Grille en fer forgé noire sur carré blanc et
calligraphie rouge sang, c’est la pochette de l’album. Il y a dans cette
apparence épurée une force visible (la
grille) et une tension (les rapports
colorés, noir-rouge/blanc) qui ouvrent sur
un champ de possibles, informulés (la vacuité de l’espace blanc), fertiles pour
l’imagination, une transcendance. Minimalisme
contemporain relatif cependant, car le nom Gargoyle
(gargouille) et la calligraphie assument l’héritage gothique des troubadours, des
chevaliers en quête d’aventures des chansons de geste (j’y reviendrai). En attestent les épées dressées, autant d'aiguilles ou
de flèches, qui composent la grille en fer forgé au bas de la pochette qu’il faut
prendre en considération, puisque la première de couverture de I Am the Wolf, écrit par Mark Lanegan, confirme ces choix chromatiques
(noir-rouge/blanc) et les symboles de la croix et de l’épée.

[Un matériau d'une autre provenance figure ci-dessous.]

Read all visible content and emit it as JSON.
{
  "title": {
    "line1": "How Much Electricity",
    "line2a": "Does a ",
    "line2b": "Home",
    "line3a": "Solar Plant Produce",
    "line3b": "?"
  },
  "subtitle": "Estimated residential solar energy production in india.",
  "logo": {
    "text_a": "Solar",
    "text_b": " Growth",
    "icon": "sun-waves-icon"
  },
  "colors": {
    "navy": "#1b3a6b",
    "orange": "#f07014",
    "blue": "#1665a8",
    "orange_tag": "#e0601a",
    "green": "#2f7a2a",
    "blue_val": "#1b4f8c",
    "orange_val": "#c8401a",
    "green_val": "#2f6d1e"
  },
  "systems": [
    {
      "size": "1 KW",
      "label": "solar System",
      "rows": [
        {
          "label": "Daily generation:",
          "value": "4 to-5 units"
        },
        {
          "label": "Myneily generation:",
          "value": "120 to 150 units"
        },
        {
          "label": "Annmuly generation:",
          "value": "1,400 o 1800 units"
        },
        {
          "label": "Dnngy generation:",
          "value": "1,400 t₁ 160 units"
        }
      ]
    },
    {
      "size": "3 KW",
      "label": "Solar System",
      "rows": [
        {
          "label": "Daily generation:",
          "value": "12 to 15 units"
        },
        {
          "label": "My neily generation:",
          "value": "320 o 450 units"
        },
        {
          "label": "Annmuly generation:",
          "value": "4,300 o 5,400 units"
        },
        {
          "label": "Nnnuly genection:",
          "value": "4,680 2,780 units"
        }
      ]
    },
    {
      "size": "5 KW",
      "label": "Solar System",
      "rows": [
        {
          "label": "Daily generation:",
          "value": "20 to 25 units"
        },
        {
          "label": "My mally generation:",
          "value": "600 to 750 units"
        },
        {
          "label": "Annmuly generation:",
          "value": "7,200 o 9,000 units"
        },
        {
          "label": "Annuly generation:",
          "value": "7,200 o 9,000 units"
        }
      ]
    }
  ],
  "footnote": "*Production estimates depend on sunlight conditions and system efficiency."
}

Cette image réussit à concilier un espace
fermé et un espace ouvert, à jouer de l’ombre et de la clarté, à l’image de la musique
du Mark Lanegan Band ciselée comme des bijoux dans le roc(k) le plus noir.
"Nocturne", en écoute sur la site d'Heavenly Recordings : http://www.heavenlyrecordings.com/news/2017/02/mark-lanegan-band-to-release-new-album-gargoyle-in-april/
La poésie des
morceaux "Nocturne" et "Beehive", croise des images aperçues dans des flashs lumineux, visions
quasi fantastiques propices à une rêverie contemplative avec des émotions qui
jaillissent comme l’eau glace le dos - "a spot of chrome along my spine"- et le sang chauffe la tête - "in
my head buzzes a bee’s nest". Obsession de la couleur rouge - "Red lights" ("Nocturne") et du sang - "blood
stained indecision" ("Nocturne"), "Blood rushing up from a fountain" ("Beehive"), c’est aussi la
couleur des trois mots "Mark Lanegan
Band", comme trois gouttes de sang sur le blanc de la pochette de l’album,
comme les trois gouttes de sang sur la neige, qui fascinent le chevalier Perceval (un des
chevaliers de la Table Ronde, dans la légende du Roi Arthur). Dernièrement,
la vidéo officielle de "Beehive" (dirigée par Zhang + Knight) confirme pour moi cette impression
première, du jeu visuellement fascinant du
rouge sur le blanc, jusqu’à l’obsession (portée par la rythmique de la musique).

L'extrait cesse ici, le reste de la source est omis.